Private collection, Netherlands.
For Gaba, the wheelbarrow is an object of symbolic importance. In 2014, the artist exhibited a wall-mounted coin bank in the shape of a stylised barrow entitled Bankivi: Workers' Bank at the Tanya Bonakdar Gallery, USA. The title of the work emphasizes that this is a savings account, not a donations box. It communicates Gaba's belief that individual contribution and collective investment are of greater benefit to the developing world than isolated acts of charity.
The present lot has been wrapped in decommissioned Central African franc banknotes; a stark visual reminder that the current institutions need reform.

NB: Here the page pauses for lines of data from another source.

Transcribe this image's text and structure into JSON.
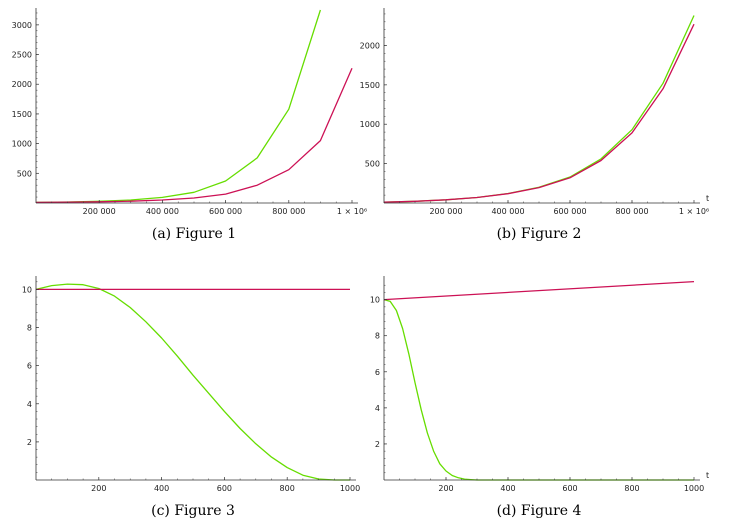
{
  "chart_data": [
    {
      "type": "line",
      "caption": "(a) Figure 1",
      "xlabel": "",
      "x_tick_labels": [
        "200 000",
        "400 000",
        "600 000",
        "800 000",
        "1 × 10⁶"
      ],
      "x_ticks": [
        200000,
        400000,
        600000,
        800000,
        1000000
      ],
      "y_ticks": [
        500,
        1000,
        1500,
        2000,
        2500,
        3000
      ],
      "xlim": [
        0,
        1000000
      ],
      "ylim": [
        0,
        3250
      ],
      "series": [
        {
          "color": "#66dd00",
          "x": [
            0,
            100000,
            200000,
            300000,
            400000,
            500000,
            600000,
            700000,
            800000,
            900000
          ],
          "y": [
            10,
            17,
            29,
            51,
            95,
            180,
            370,
            760,
            1580,
            3250
          ]
        },
        {
          "color": "#cc1155",
          "x": [
            0,
            100000,
            200000,
            300000,
            400000,
            500000,
            600000,
            700000,
            800000,
            900000,
            1000000
          ],
          "y": [
            10,
            14,
            20,
            30,
            50,
            85,
            150,
            300,
            560,
            1050,
            2270
          ]
        }
      ]
    },
    {
      "type": "line",
      "caption": "(b) Figure 2",
      "xlabel": "t",
      "x_tick_labels": [
        "200 000",
        "400 000",
        "600 000",
        "800 000",
        "1 × 10⁶"
      ],
      "x_ticks": [
        200000,
        400000,
        600000,
        800000,
        1000000
      ],
      "y_ticks": [
        500,
        1000,
        1500,
        2000
      ],
      "xlim": [
        0,
        1000000
      ],
      "ylim": [
        0,
        2450
      ],
      "series": [
        {
          "color": "#66dd00",
          "x": [
            0,
            100000,
            200000,
            300000,
            400000,
            500000,
            600000,
            700000,
            800000,
            900000,
            1000000
          ],
          "y": [
            10,
            22,
            40,
            70,
            120,
            200,
            330,
            560,
            930,
            1520,
            2380
          ]
        },
        {
          "color": "#cc1155",
          "x": [
            0,
            100000,
            200000,
            300000,
            400000,
            500000,
            600000,
            700000,
            800000,
            900000,
            1000000
          ],
          "y": [
            10,
            22,
            40,
            70,
            118,
            195,
            320,
            540,
            890,
            1450,
            2270
          ]
        }
      ]
    },
    {
      "type": "line",
      "caption": "(c) Figure 3",
      "xlabel": "",
      "x_tick_labels": [
        "200",
        "400",
        "600",
        "800",
        "1000"
      ],
      "x_ticks": [
        200,
        400,
        600,
        800,
        1000
      ],
      "y_ticks": [
        2,
        4,
        6,
        8,
        10
      ],
      "xlim": [
        0,
        1000
      ],
      "ylim": [
        0,
        10.6
      ],
      "series": [
        {
          "color": "#66dd00",
          "x": [
            0,
            50,
            100,
            150,
            200,
            250,
            300,
            350,
            400,
            450,
            500,
            550,
            600,
            650,
            700,
            750,
            800,
            850,
            900,
            950,
            1000
          ],
          "y": [
            10.0,
            10.2,
            10.28,
            10.25,
            10.05,
            9.65,
            9.05,
            8.3,
            7.45,
            6.5,
            5.5,
            4.55,
            3.6,
            2.7,
            1.9,
            1.2,
            0.65,
            0.25,
            0.05,
            0.0,
            0.0
          ]
        },
        {
          "color": "#cc1155",
          "x": [
            0,
            1000
          ],
          "y": [
            10,
            10
          ]
        }
      ]
    },
    {
      "type": "line",
      "caption": "(d) Figure 4",
      "xlabel": "t",
      "x_tick_labels": [
        "200",
        "400",
        "600",
        "800",
        "1000"
      ],
      "x_ticks": [
        200,
        400,
        600,
        800,
        1000
      ],
      "y_ticks": [
        2,
        4,
        6,
        8,
        10
      ],
      "xlim": [
        0,
        1000
      ],
      "ylim": [
        0,
        11.2
      ],
      "series": [
        {
          "color": "#66dd00",
          "x": [
            0,
            20,
            40,
            60,
            80,
            100,
            120,
            140,
            160,
            180,
            200,
            220,
            240,
            260,
            280,
            300,
            350,
            400,
            1000
          ],
          "y": [
            10.0,
            9.9,
            9.4,
            8.4,
            7.0,
            5.4,
            3.9,
            2.6,
            1.6,
            0.9,
            0.5,
            0.25,
            0.12,
            0.05,
            0.02,
            0.0,
            0.0,
            0.0,
            0.0
          ]
        },
        {
          "color": "#cc1155",
          "x": [
            0,
            1000
          ],
          "y": [
            10.0,
            11.0
          ]
        }
      ]
    }
  ]
}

The global economy and economic exchange between Africa and the West has preoccupied Gaba since the late 1990's. Born in Cotonou, Benin, but raised in the Netherlands, the artist has a foot in both camps. His dual identity caused him to question the the relationship between the 'first' and 'third' world, and consider how the existing systems might be restructured.
The wheelbarrow 'banks' encourage us to engage with the problem of Africa's struggling economies at a personal level. In choosing to deposit a coin, the visitor is indicating their support for international collaboration.
Since completing his studies at the Rijksakademie in Amsterdam, Meschac Gaba has exhibited at numerous international fairs such as the 50th Venice Biennial in 2003 and Documenta 11 in 2002. Tate Modern in London acquired a major installation in 2013, entitled Museum of Contemporary African Art. He is now a household name across the world.